Philadelphia Flyers inducted into the Hockey Hall of Fame
| Individual | Category | Year inducted | Years with Flyers in category | References |
|---|---|---|---|---|
| Keith Allen | Builder | 1992 | 1967–2014 |  |
| Bill Barber | Player | 1990 | 1972–1984 |  |
| Bobby Clarke | Player | 1987 | 1969–1984 |  |
| Paul Coffey | Player | 2004 | 1996–1998 |  |
| Peter Forsberg | Player | 2014 | 2005–2007 |  |
| Dale Hawerchuk | Player | 2001 | 1996–1997 |  |
| Ken Hitchcock | Builder | 2023 | 1990–1993, 2002–2006 |  |
| Mark Howe | Player | 2011 | 1982–1992 |  |
| Eric Lindros | Player | 2016 | 1992–2000 |  |
| Roger Neilson | Builder | 2002 | 1998–2000 |  |
| Adam Oates | Player | 2012 | 2002 |  |
| Bernie Parent | Player | 1984 | 1967–1971, 1973–1979 |  |
| Bud Poile | Builder | 1990 | 1967–1969 |  |
| Chris Pronger | Player | 2015 | 2009–2011 |  |
| Pat Quinn | Builder | 2016 | 1977–1982 |  |
| Mark Recchi | Player | 2017 | 1992–1995, 1999–2004 |  |
| Jeremy Roenick | Player | 2024 | 2001–2004 |  |
| Fred Shero | Builder | 2013 | 1971–1978 |  |
| Darryl Sittler | Player | 1989 | 1982–1984 |  |
| Ed Snider | Builder | 1988 | 1967–2016 |  |
| Allan Stanley | Player | 1981 | 1968–1969 |  |

===Foster Hewitt Memorial Award===
Three members of the Flyers organization have been honored with the Foster Hewitt Memorial Award.

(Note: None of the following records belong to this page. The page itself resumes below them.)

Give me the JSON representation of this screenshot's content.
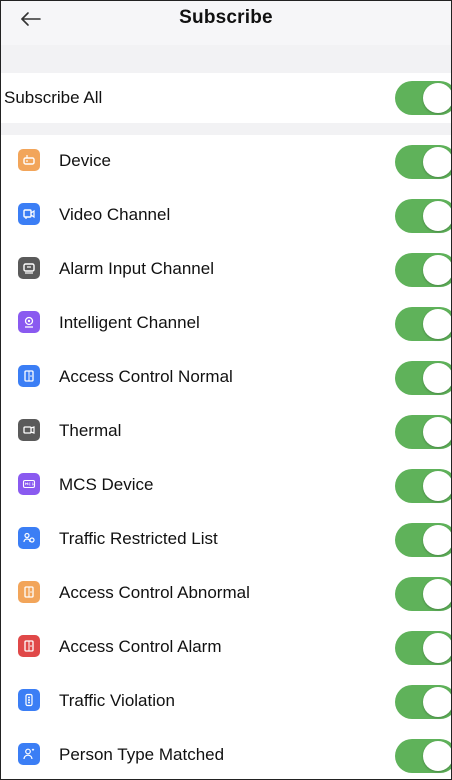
{
  "header": {
    "title": "Subscribe",
    "back_icon": "arrow-left-icon"
  },
  "subscribe_all": {
    "label": "Subscribe All",
    "on": true
  },
  "items": [
    {
      "label": "Device",
      "color": "#f2a55a",
      "icon": "device-icon",
      "on": true
    },
    {
      "label": "Video Channel",
      "color": "#3b7ef5",
      "icon": "video-channel-icon",
      "on": true
    },
    {
      "label": "Alarm Input Channel",
      "color": "#5a5a5a",
      "icon": "alarm-input-icon",
      "on": true
    },
    {
      "label": "Intelligent Channel",
      "color": "#8a5af0",
      "icon": "intelligent-channel-icon",
      "on": true
    },
    {
      "label": "Access Control Normal",
      "color": "#3b7ef5",
      "icon": "door-icon",
      "on": true
    },
    {
      "label": "Thermal",
      "color": "#5a5a5a",
      "icon": "thermal-camera-icon",
      "on": true
    },
    {
      "label": "MCS Device",
      "color": "#8a5af0",
      "icon": "mcs-device-icon",
      "on": true
    },
    {
      "label": "Traffic Restricted List",
      "color": "#3b7ef5",
      "icon": "people-icon",
      "on": true
    },
    {
      "label": "Access Control Abnormal",
      "color": "#f2a55a",
      "icon": "door-icon",
      "on": true
    },
    {
      "label": "Access Control Alarm",
      "color": "#e04848",
      "icon": "door-icon",
      "on": true
    },
    {
      "label": "Traffic Violation",
      "color": "#3b7ef5",
      "icon": "traffic-light-icon",
      "on": true
    },
    {
      "label": "Person Type Matched",
      "color": "#3b7ef5",
      "icon": "person-icon",
      "on": true
    }
  ]
}
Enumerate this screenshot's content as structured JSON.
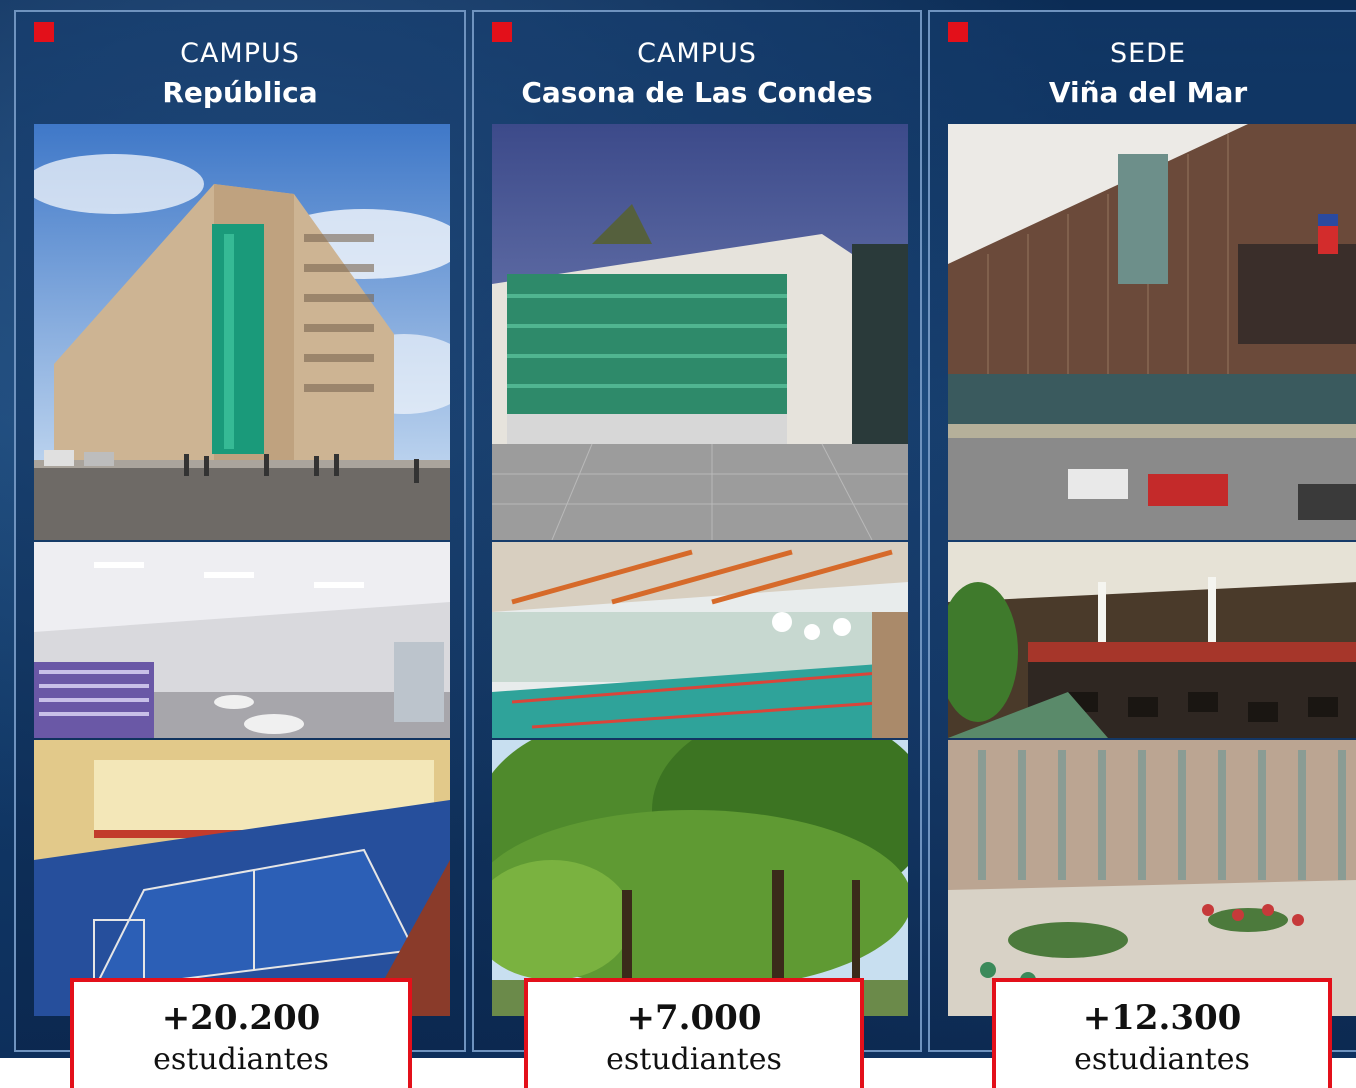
{
  "colors": {
    "accent_red": "#e3101a",
    "panel_border": "#6f93bf",
    "background_blue": "#14406f"
  },
  "campuses": [
    {
      "kind": "CAMPUS",
      "name": "República",
      "count": "+20.200",
      "count_label": "estudiantes"
    },
    {
      "kind": "CAMPUS",
      "name": "Casona de Las Condes",
      "count": "+7.000",
      "count_label": "estudiantes"
    },
    {
      "kind": "SEDE",
      "name": "Viña del Mar",
      "count": "+12.300",
      "count_label": "estudiantes"
    }
  ]
}
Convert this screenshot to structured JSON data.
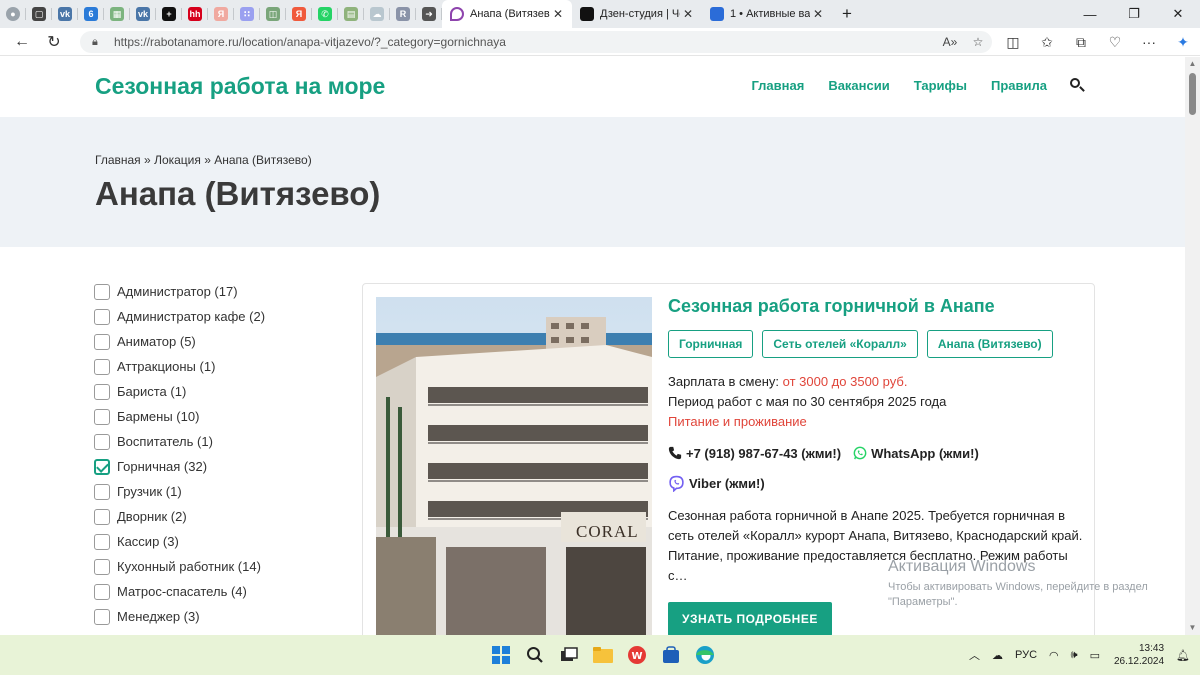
{
  "browser": {
    "pinned_tabs": [
      {
        "name": "profile",
        "color": "#9aa3ab",
        "glyph": "●"
      },
      {
        "name": "workspaces",
        "color": "#444",
        "glyph": "▢"
      },
      {
        "name": "vk",
        "color": "#4a76a8",
        "glyph": "vk"
      },
      {
        "name": "count-six",
        "color": "#2b7bd8",
        "glyph": "6"
      },
      {
        "name": "image",
        "color": "#7cb47f",
        "glyph": "▦"
      },
      {
        "name": "vk2",
        "color": "#4a76a8",
        "glyph": "vk"
      },
      {
        "name": "dzen",
        "color": "#111",
        "glyph": "+"
      },
      {
        "name": "hh",
        "color": "#d6001c",
        "glyph": "hh"
      },
      {
        "name": "yandex",
        "color": "#f0a9a0",
        "glyph": "Я"
      },
      {
        "name": "avito",
        "color": "#9aa0f0",
        "glyph": "∷"
      },
      {
        "name": "photo",
        "color": "#7aa67a",
        "glyph": "◫"
      },
      {
        "name": "yandex2",
        "color": "#f05a3c",
        "glyph": "Я"
      },
      {
        "name": "whatsapp",
        "color": "#25d366",
        "glyph": "✆"
      },
      {
        "name": "sheet",
        "color": "#8fb37c",
        "glyph": "▤"
      },
      {
        "name": "cloud",
        "color": "#b9c7cf",
        "glyph": "☁"
      },
      {
        "name": "rpage",
        "color": "#8a93a8",
        "glyph": "R"
      },
      {
        "name": "arrow",
        "color": "#555",
        "glyph": "➜"
      }
    ],
    "tabs": [
      {
        "title": "Анапа (Витязево) -",
        "active": true,
        "fav_color": "#ffffff"
      },
      {
        "title": "Дзен-студия | Черн",
        "active": false,
        "fav_color": "#111111"
      },
      {
        "title": "1 • Активные ва",
        "active": false,
        "fav_color": "#2b6cd8"
      }
    ],
    "new_tab_glyph": "+",
    "url": "https://rabotanamore.ru/location/anapa-vitjazevo/?_category=gornichnaya"
  },
  "site": {
    "logo": "Сезонная работа на море",
    "nav": [
      "Главная",
      "Вакансии",
      "Тарифы",
      "Правила"
    ],
    "breadcrumb": {
      "home": "Главная",
      "sep": "»",
      "level2": "Локация",
      "current": "Анапа (Витязево)"
    },
    "page_title": "Анапа (Витязево)"
  },
  "filters": [
    {
      "label": "Администратор (17)",
      "checked": false
    },
    {
      "label": "Администратор кафе (2)",
      "checked": false
    },
    {
      "label": "Аниматор (5)",
      "checked": false
    },
    {
      "label": "Аттракционы (1)",
      "checked": false
    },
    {
      "label": "Бариста (1)",
      "checked": false
    },
    {
      "label": "Бармены (10)",
      "checked": false
    },
    {
      "label": "Воспитатель (1)",
      "checked": false
    },
    {
      "label": "Горничная (32)",
      "checked": true
    },
    {
      "label": "Грузчик (1)",
      "checked": false
    },
    {
      "label": "Дворник (2)",
      "checked": false
    },
    {
      "label": "Кассир (3)",
      "checked": false
    },
    {
      "label": "Кухонный работник (14)",
      "checked": false
    },
    {
      "label": "Матрос-спасатель (4)",
      "checked": false
    },
    {
      "label": "Менеджер (3)",
      "checked": false
    }
  ],
  "card": {
    "title": "Сезонная работа горничной в Анапе",
    "tags": [
      "Горничная",
      "Сеть отелей «Коралл»",
      "Анапа (Витязево)"
    ],
    "salary_label": "Зарплата в смену:",
    "salary_value": "от 3000 до 3500 руб.",
    "period": "Период работ с мая по 30 сентября 2025 года",
    "benefits": "Питание и проживание",
    "phone": "+7 (918) 987-67-43 (жми!)",
    "whatsapp": "WhatsApp (жми!)",
    "viber": "Viber (жми!)",
    "description": "Сезонная работа горничной в Анапе 2025. Требуется горничная в сеть отелей «Коралл» курорт Анапа, Витязево, Краснодарский край. Питание, проживание предоставляется бесплатно. Режим работы с…",
    "button": "УЗНАТЬ ПОДРОБНЕЕ",
    "photo_sign": "CORAL"
  },
  "watermark": {
    "title": "Активация Windows",
    "line1": "Чтобы активировать Windows, перейдите в раздел",
    "line2": "\"Параметры\"."
  },
  "taskbar": {
    "lang": "РУС",
    "time": "13:43",
    "date": "26.12.2024"
  },
  "colors": {
    "accent": "#17a082",
    "red": "#e0453a",
    "hero_bg": "#eef2f6"
  }
}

The award is presented by the Hockey Hall of Fame to members of the radio and television industry who make outstanding contributions to their profession and the game of ice hockey during their broadcasting career.

Members of the Philadelphia Flyers honored with the Foster Hewitt Memorial Award
| Individual | Year honored | Years with Flyers as broadcaster | References |
|---|---|---|---|
| Bill Clement | 2022 | 1989–1992, 2007–2020 |  |
| Mike Emrick | 2008 | 1983–1993 |  |
| Gene Hart | 1997 | 1967–1995 |  |

===Lester Patrick Trophy===
Eight members of the Flyers organization have been honored with the Lester Patrick Trophy. The trophy has been presented by the National Hockey League and USA Hockey since 1966 to honor a recipient's contribution to ice hockey in the United States. This list includes all personnel who have ever been employed by the Philadelphia Flyers in any capacity and have also received the Lester Patrick Trophy.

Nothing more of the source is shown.